Imunisasi merupakan suatu program yang dengan sengaja memasukkan
antigen lemah agar merangsang antibodi keluar sehingga tubuh dapat resisten
terhadap penyakit tertentu. Sistem imun tubuh mempunyai suatu sistem memori
(daya ingat), ketika vaksin masuk kedalam tubuh, maka akan dibentuk antibodi
untuk melawan vaksin tersebut dan sistem memori akan menyimpannya sebagai
suatu pengalaman. Jika nantinya tubuh terpapar dua atau tiga kali oleh antigen
yang sama dengan vaksin maka antibodi akan tercipta lebih kuat dari vaksin yang
pernah dihadapi sebelumnya (Atikah, 2021).
Imunisasi merupakan salah satu cara yang efektif untuk mencegah
penularan penyakit dan upaya menurunkan angka kesakitan dan kematian pada
bayi dan balita (Mardianti & Farida, 2020).

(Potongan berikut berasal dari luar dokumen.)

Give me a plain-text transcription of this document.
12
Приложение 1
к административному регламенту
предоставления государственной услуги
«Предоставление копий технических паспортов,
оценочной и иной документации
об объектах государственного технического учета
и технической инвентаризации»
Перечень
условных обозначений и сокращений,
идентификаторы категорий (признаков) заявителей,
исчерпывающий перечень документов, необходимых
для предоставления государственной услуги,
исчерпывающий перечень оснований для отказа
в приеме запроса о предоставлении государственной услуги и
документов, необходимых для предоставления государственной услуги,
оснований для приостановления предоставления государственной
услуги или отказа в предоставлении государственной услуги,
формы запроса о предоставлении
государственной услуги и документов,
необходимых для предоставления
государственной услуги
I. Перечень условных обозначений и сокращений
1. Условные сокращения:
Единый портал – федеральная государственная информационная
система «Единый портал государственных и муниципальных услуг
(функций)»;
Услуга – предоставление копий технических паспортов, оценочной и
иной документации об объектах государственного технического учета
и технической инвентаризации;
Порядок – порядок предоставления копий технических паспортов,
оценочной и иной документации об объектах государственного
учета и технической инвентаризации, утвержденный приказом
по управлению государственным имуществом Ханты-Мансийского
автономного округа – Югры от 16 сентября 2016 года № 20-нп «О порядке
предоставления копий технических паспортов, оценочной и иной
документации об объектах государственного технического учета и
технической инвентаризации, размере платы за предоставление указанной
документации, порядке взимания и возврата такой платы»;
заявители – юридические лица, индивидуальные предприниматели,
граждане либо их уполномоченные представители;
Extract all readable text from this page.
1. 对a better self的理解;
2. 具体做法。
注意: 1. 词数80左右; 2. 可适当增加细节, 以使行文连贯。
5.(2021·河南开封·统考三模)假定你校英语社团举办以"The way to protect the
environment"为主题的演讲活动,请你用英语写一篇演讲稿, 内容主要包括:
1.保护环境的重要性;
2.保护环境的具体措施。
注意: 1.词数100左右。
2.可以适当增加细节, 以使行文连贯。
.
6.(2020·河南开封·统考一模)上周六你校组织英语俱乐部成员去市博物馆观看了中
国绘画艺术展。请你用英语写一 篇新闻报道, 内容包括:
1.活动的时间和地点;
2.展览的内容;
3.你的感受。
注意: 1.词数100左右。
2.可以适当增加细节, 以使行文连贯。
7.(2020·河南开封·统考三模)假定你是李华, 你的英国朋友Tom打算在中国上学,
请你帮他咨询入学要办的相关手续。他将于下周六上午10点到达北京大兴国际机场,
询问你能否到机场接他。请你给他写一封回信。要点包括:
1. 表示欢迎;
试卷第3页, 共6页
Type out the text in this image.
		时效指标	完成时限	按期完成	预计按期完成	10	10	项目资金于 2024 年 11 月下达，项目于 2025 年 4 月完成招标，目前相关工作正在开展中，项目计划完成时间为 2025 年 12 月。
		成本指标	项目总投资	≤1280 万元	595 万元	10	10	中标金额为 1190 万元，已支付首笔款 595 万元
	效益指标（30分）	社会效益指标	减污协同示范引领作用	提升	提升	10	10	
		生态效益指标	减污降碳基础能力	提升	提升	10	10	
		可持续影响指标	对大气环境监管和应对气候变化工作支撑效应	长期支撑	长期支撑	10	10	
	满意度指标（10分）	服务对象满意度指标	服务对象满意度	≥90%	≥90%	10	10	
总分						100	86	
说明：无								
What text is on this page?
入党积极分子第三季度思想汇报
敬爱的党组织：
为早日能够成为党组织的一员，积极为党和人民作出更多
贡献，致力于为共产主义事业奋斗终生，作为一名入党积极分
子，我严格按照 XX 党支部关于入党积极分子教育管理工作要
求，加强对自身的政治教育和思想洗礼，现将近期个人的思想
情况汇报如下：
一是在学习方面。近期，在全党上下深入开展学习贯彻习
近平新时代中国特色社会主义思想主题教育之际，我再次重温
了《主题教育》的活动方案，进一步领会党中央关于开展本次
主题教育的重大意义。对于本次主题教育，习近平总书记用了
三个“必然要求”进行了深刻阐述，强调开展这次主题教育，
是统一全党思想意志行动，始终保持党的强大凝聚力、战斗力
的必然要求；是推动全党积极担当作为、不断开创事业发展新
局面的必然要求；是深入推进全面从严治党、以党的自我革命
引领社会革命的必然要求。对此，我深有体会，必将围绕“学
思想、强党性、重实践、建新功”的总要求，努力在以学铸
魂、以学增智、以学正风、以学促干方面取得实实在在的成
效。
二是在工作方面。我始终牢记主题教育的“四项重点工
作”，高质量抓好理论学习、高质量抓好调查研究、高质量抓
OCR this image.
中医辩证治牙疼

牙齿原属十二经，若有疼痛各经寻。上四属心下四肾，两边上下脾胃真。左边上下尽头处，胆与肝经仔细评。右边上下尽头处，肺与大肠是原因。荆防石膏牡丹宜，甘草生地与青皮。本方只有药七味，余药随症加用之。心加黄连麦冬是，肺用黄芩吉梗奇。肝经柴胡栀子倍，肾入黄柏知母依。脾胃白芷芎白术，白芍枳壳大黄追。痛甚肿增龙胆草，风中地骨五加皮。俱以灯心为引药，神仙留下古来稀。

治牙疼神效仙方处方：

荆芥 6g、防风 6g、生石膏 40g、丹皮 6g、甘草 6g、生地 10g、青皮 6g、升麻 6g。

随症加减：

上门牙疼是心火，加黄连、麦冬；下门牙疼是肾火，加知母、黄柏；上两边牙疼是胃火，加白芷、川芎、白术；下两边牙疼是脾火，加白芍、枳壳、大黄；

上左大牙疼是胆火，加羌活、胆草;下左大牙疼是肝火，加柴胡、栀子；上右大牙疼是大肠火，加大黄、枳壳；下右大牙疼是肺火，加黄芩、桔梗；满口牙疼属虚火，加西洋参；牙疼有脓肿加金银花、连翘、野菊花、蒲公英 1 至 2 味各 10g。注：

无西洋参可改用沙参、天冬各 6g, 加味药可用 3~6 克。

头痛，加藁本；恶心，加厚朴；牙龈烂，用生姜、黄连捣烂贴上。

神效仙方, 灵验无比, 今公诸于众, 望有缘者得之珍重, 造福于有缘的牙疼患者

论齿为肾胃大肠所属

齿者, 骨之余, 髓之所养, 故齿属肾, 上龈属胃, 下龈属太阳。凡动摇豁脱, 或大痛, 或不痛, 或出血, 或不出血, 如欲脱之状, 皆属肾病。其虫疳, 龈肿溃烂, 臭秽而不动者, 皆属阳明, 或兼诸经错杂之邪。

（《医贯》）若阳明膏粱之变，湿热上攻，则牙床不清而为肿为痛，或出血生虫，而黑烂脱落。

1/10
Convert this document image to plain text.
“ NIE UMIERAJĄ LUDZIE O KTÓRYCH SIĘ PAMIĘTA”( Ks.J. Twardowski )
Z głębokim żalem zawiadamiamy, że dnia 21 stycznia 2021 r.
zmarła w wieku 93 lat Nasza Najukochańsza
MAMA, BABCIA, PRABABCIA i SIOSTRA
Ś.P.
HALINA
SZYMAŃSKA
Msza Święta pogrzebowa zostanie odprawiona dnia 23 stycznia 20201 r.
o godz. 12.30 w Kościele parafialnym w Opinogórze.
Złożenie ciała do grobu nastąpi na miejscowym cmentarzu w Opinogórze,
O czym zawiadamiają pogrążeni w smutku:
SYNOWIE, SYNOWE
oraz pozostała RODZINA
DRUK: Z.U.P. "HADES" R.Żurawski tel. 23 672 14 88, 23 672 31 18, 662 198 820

Dari beberapa definisi di atas maka penulis menyimpulkan definisi
imunisasi adalah tindakan yang dengan sengaja memberikan antigen atau bakteri
dari suatu patogen yang akan menstimulasi sistem imun dan menimbulkan
kekebalan, sehingga hanya mengalami gejala ringan apabila terpapar dengan
penyakit tersebut.
1.2.2 Manfaat Imunisasi
Manfaat imunisasi tidak bisa langsung dirasakan atau tidak langsung
terlihat. Manfaat imunisasi yang sebenarnya adalah menurunkan angka kejadian
penyakit, kecacatan maupun kematian akibat penyakit-penyakit yang dapat
dicegah dengan imunisasi. Imunisasi tidak hanya dapat memberikan perlindungan
kepada individu namun juga dapat memberikan perlindungan kepada populasi
Imunisasi adalah paradigma sehat dalam upaya pencegahan yang paling efektif
(Mardianti & Farida, 2020).
Imunisasi merupakan investasi kesehatan untuk masa depan karena dapat
memberikan perlindungan terhadap penyakit infeksi, dengan adanya imunisasi
dapat memberikan perlindunga kepada indivudu dan mencegah seseorang jatuh
sakit dan membutuhkan biaya yang lebih mahal.
1.2.3 Klasifikasi
Imunisasi yang merupakan rekomendasi IDAI Tahun 2020 antara lain:
a. Vaksin Hepatitis B
Vaksin Hepatitis B monovalen paling baik diberikan kepada bayi segera
setelah lahir sebelum berumur 24 jam, didahului penyuntikan vitamin K1
minimal 30 menit sebelumnya. Bayi lahir dari ibu HBsAg positif, segera
berikan vaksin HB dan immunoglobulin hepatitis B (HBIg) pada ekstrimitas
yang berbeda, maksimal dalam 7 hari setelah lahir. Imunisasi HB selanjutnya
diberikan bersama DTwP atau DTaP (IDAI, 2020).
b. Vaksin polio
Vaksin Polio 0 sebaiknya diberikan segera setelah lahir. Apabila lahir di
fasilitas kesehatan diberikan bOPV-0 saat bayi pulang atau pada kunjungan
pertama. Selanjutnya berikan bOPV atau IPV bersama DTwP atau DTaP.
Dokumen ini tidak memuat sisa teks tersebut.